- The Washington Times - Monday, June 15, 2009

CHATTANOOGA, Tenn. (AP) | A congressional panel is pressing the Department of Veterans Affairs to disclose Tuesday whether nonsterile equipment that may have exposed 10,000 veterans to HIV and other infections was isolated to three Southeast hospitals or is part of a wider problem.

“Somebody is going to have to take responsibility,” said Rep. Phil Roe of Tennessee, the ranking Republican on the oversight and investigation subcommittee of the House Committee on Veterans’ Affairs’.

The subcommittee scheduled Tuesday’s hearing in Washington with top agency officials to discuss mistakes involving endoscopic equipment used for colonoscopies and other procedures at its hospitals in Miami, Murfreesboro, Tenn., and Augusta, Ga., and to receive a yet-unreleased report by the VA’s inspector general.

Mr. Roe said he had not yet seen the report but was told in a briefing Friday that the VA’s inspector general conducted a random check on 42 VA locations.

VA officials have said problems discovered at more than a dozen other VA facilities did not warrant follow-up blood tests for patients. Mr. Roe, who is a physician, has questions about whether the problems were isolated to three hospitals or were more widespread.

“I think this was an institutional breakdown,” he said.

The VA since February has been warning about 10,000 former patients, some of whom had colonoscopies as long ago as 2003, to get blood tests for HIV and hepatitis.

The VA’s chief patient safety officer, Dr. Jim Bagian, has said no one will ever know whether the patients with HIV and hepatitis were infected because of improperly operated or cleaned endoscopic equipment used in colonoscopies at Murfreesboro and Miami and to treat patients at the VA’s ear, nose and throat clinic in Augusta.

Dr. Bagian has also said all the mistakes were human error.

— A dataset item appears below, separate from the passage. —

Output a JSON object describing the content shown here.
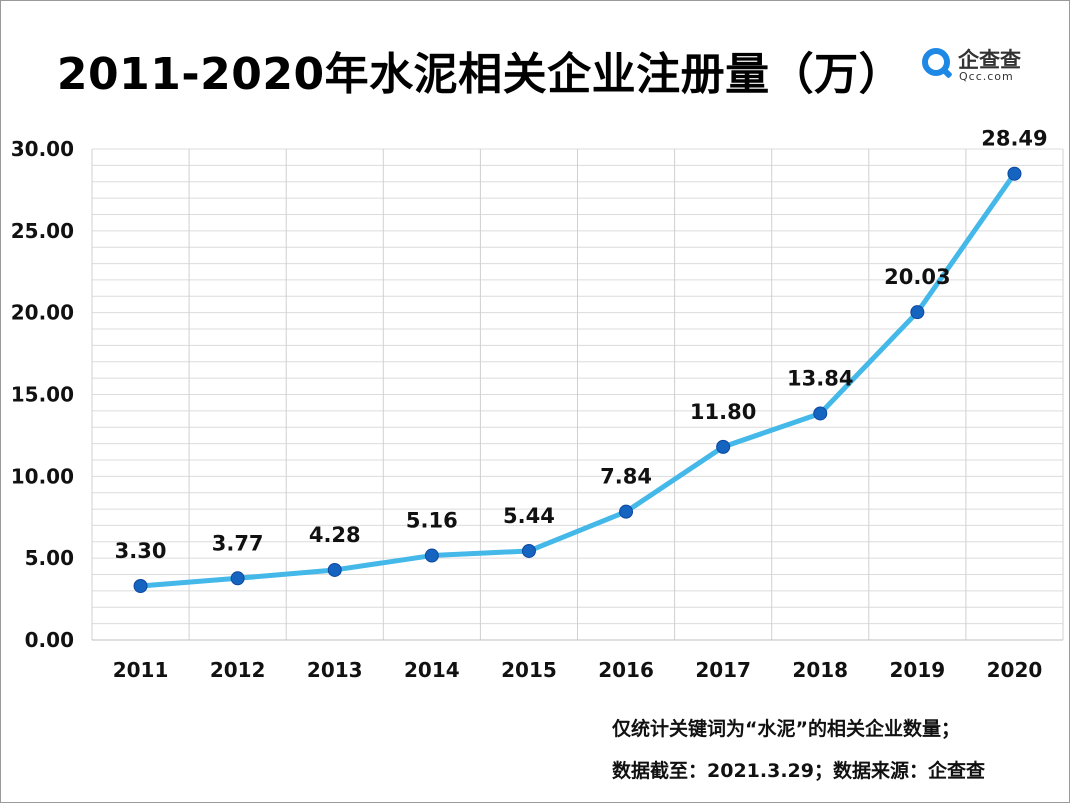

As of Friday, the VA reported that six veterans taking the follow-up blood checks tested positive for HIV, 34 tested positive for hepatitis C and 13 tested positive for hepatitis B. All but 724 affected patients have been notified of test results.

VA spokeswoman Katie Roberts did not respond to repeated requests for comment Thursday and Friday.

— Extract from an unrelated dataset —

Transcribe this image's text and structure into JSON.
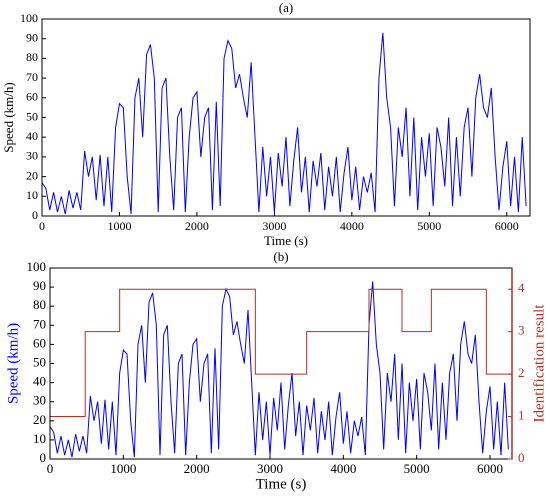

The initial discovery of an equipment mistake at Murfreesboro led to a nationwide safety “step-up” by the VA at its 153 medical centers. Since then, the VA says the problems have been discussed with staff at all VA hospitals and with representatives of the equipment manufacturer, Olympus American.

Mr. Roe said he believes the VA has been open and trying to keep former patients and the public informed since discovering the mistakes in December. “These people did not intentionally do anything wrong,” he said.

That is not always the case when private-sector hospitals discover mistakes, according to Barbara Rudolph, director of the Leapfrog Group, which promotes quality health care. She said private hospitals also have spread infectious diseases with nonsterile equipment, but requirements on reporting such problems vary by state, and there’s no national regulation requiring disclosure.

“Some hospitals have become very open and have made a commitment to be transparent about things like that,” she said. “There are a number of hospitals who would not have gone as far as the VA has gone.”

Michael Sheppard, a Nashville lawyer who represents dozens of veterans among the affected VA patients, wrote in a June 3 letter to the committee that it was “hard to describe the upheaval and injury this has caused innocent veterans.”

“Some no longer trust or have confidence in the VA medical facilities and feel betrayed, misled and ill-informed,” Mr. Sheppard wrote, adding that others may avoid colonoscopies for fear of HIV or other infections.